CONTO A NASCENTE


A NASCENTE

Conta a lenda que no alto de uma montanha brotou uma nascente. Pequenina e brilhante como uma estrela, mas muito assustada com sua pequenez, recusava-se a sair e ganhar o mundo. A mãe Natureza pegou-a pela mão e, pela janela da alma, mostrou-lhe toda a imensidão à sua volta.  Na linha do horizonte ela pôde ver o sonho e o destino que todas as águas almejam: o velho mar.
Cheia de temor ouviu a voz confortante da Sabedoria:
 _Não tenha medo, tudo isso será seu, vai e conquista o que puder, muitos são os caminhos, mas apenas alguns chegam ao oceano.
Diante de tanta beleza e grandiosidade o pequeno olho d’água estremeceu sentindo-se ainda menor:
_Como poderei? A distância é enorme e são tantos os obstáculos...

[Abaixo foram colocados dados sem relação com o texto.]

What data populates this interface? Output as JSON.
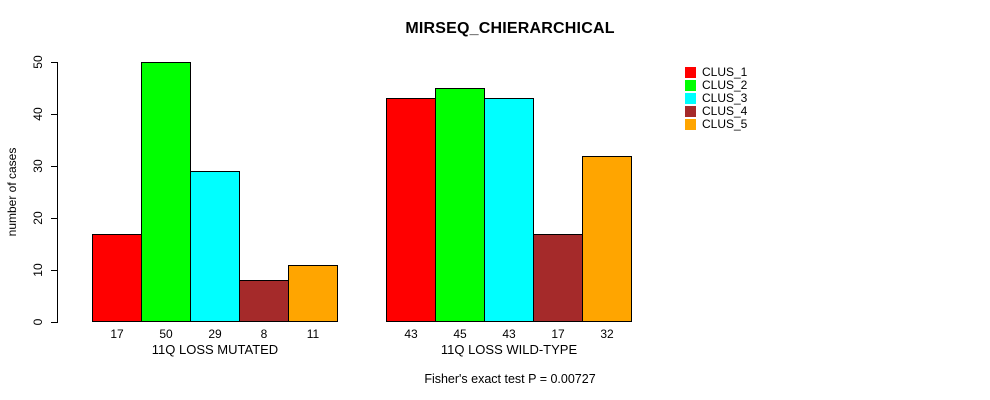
{
  "header": {
    "title": "MIRSEQ_CHIERARCHICAL"
  },
  "footer": {
    "annotation": "Fisher's exact test P = 0.00727"
  },
  "y_axis": {
    "label": "number of cases"
  },
  "chart_data": {
    "type": "bar",
    "title": "MIRSEQ_CHIERARCHICAL",
    "xlabel": "",
    "ylabel": "number of cases",
    "ylim": [
      0,
      50
    ],
    "y_ticks": [
      0,
      10,
      20,
      30,
      40,
      50
    ],
    "grid": false,
    "legend_position": "right",
    "series_names": [
      "CLUS_1",
      "CLUS_2",
      "CLUS_3",
      "CLUS_4",
      "CLUS_5"
    ],
    "series_colors": [
      "#FF0000",
      "#00FF00",
      "#00FFFF",
      "#A52A2A",
      "#FFA500"
    ],
    "groups": [
      {
        "label": "11Q LOSS MUTATED",
        "values": [
          17,
          50,
          29,
          8,
          11
        ]
      },
      {
        "label": "11Q LOSS WILD-TYPE",
        "values": [
          43,
          45,
          43,
          17,
          32
        ]
      }
    ],
    "bar_value_labels": [
      [
        17,
        50,
        29,
        8,
        11
      ],
      [
        43,
        45,
        43,
        17,
        32
      ]
    ],
    "annotation": "Fisher's exact test P = 0.00727"
  }
}
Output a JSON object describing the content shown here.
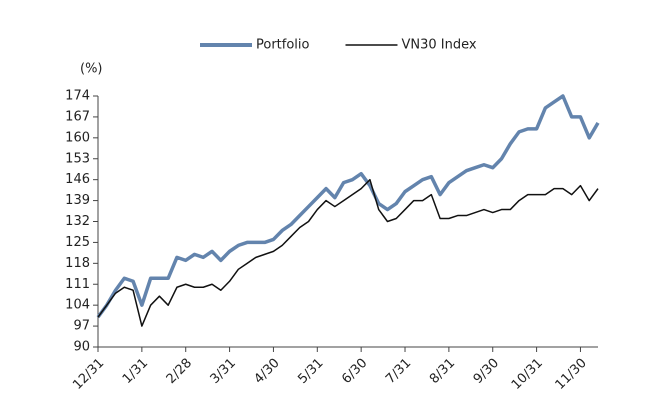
{
  "chart_data": {
    "type": "line",
    "y_label": "(%)",
    "categories": [
      "12/31",
      null,
      null,
      null,
      null,
      "1/31",
      null,
      null,
      null,
      null,
      "2/28",
      null,
      null,
      null,
      null,
      "3/31",
      null,
      null,
      null,
      null,
      "4/30",
      null,
      null,
      null,
      null,
      "5/31",
      null,
      null,
      null,
      null,
      "6/30",
      null,
      null,
      null,
      null,
      "7/31",
      null,
      null,
      null,
      null,
      "8/31",
      null,
      null,
      null,
      null,
      "9/30",
      null,
      null,
      null,
      null,
      "10/31",
      null,
      null,
      null,
      null,
      "11/30",
      null,
      null
    ],
    "series": [
      {
        "name": "Portfolio",
        "color": "#6384ad",
        "values": [
          100,
          104,
          109,
          113,
          112,
          104,
          113,
          113,
          113,
          120,
          119,
          121,
          120,
          122,
          119,
          122,
          124,
          125,
          125,
          125,
          126,
          129,
          131,
          134,
          137,
          140,
          143,
          140,
          145,
          146,
          148,
          144,
          138,
          136,
          138,
          142,
          144,
          146,
          147,
          141,
          145,
          147,
          149,
          150,
          151,
          150,
          153,
          158,
          162,
          163,
          163,
          170,
          172,
          174,
          167,
          167,
          160,
          165
        ]
      },
      {
        "name": "VN30 Index",
        "color": "#111111",
        "values": [
          100,
          104,
          108,
          110,
          109,
          97,
          104,
          107,
          104,
          110,
          111,
          110,
          110,
          111,
          109,
          112,
          116,
          118,
          120,
          121,
          122,
          124,
          127,
          130,
          132,
          136,
          139,
          137,
          139,
          141,
          143,
          146,
          136,
          132,
          133,
          136,
          139,
          139,
          141,
          133,
          133,
          134,
          134,
          135,
          136,
          135,
          136,
          136,
          139,
          141,
          141,
          141,
          143,
          143,
          141,
          144,
          139,
          143
        ]
      }
    ],
    "ylim": [
      90,
      174
    ],
    "yticks": [
      90,
      97,
      104,
      111,
      118,
      125,
      132,
      139,
      146,
      153,
      160,
      167,
      174
    ],
    "legend": "top"
  }
}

_É simples, você só precisa de três coisas: Fé, coragem e determinação.
Então, ainda ressabiada, mas confiante na Natureza a nascente lançou-se rumo ao desconhecido. De início apenas uma gota, temerosa e hesitante, mas logo percebeu que quanto mais andava e mais força fazia, maior e mais forte ficava. As pedras a açoitavam, os galhos a arranhavam, o sol a castigava, mas lembrando-se das palavras da mãe Natureza, mesmo exausta e ferida, seguia seu curso.  Quando o caminho se tornava mais fácil logo novas pedras, novos galhos e até espinhos bloqueavam-lhe a passagem. O desanimo voltava, queria parar, muitas vezes parava. E então se intumescia e se represava e se agigantava e cheia de forças retomava a jornada.
Depois de muito serpentear entre montanhas, vales e planícies deixando atrás de si um rastro de água viva, encontrou um ribeirão. Não conhecia ribeirões e ficou encantada.  Por onde andara só havia córregos e riachos. Alguns interessantes que a fizeram pensar em juntar suas águas, mas intimamente sentia que não era o momento. Agora estava ali diante daquele ribeirão majestoso, imponente, de águas fortes e cristalinas.  Quem precisa do mar? Pensou com o coração aos saltos. De repente se sentiu leve, transparente, sorrindo sem motivos. Plácida e lânguida deixou que suas águas se misturassem às do ribeirão. Este, senhor de si,  se fez de rogado. O que estaria querendo aquela pequena nascente recém saída para o mundo?
Depois de muito relutar e já que ela estava ali, fresquinha, carinhosa, cheia de amores, aceitou sua companhia. Por alguns quilômetros seguiram juntos e felizes, mas numa das voltas do caminho, lembrou-se o ribeirão que seu destino era outro. Um grande rio o esperava e lá é que deveria desaguar sua vida. Em vão tentou nossa pequena nascente arrastá-lo consigo rumo ao oceano. Ele estava decidido, não mudaria de idéia. Sem olhar pra trás abandonou sua sonhadora amiga e seguiu sentido contrário ao mar.
  Por um valezinho estreito e pedregoso a pobre nascente vagueou por muitos anos quase sem forças, levada pelo declive natural da terra. No coração abatido, pulsando fraco pela tristeza, levava a lembrança de seu grande amor. Não conseguia esquecê-lo, por mais que tentasse.  Como não podia parar seguiu à revelia rumo ao seu destino previamente traçado. Muitas vezes pensou em voltar, mas numa tarde de primavera, ao dobrar uma esquina avistou sua majestade o oceano. A imensidão de águas bordada de ondas e espumas era algo realmente maravilhoso.
Deveria estar feliz por ter conseguido chegar até ali, mas não estava. Mãe Natureza não a prevenira das armadilhas do coração e a vida pregara-lhe uma peça. Sem saber se deveria ou não entregar-se ao mar e viver seu destino, chorou todas as lágrimas que pôde até que seu coração se partiu em dois e espalhou-se pelas areias da praia. E veio o sol e a transformou em vapor que subiu devagarzinho até alcançar o infinito.
Uma parte virou lua, a outra, uma grande estrela chamada Dalva. Felizes, iluminam a noite dos que amam, inspiram poetas e espalham beleza pela terra salpicando de prata as águas dos mares, dos rios  e dos sossegados ribeirões.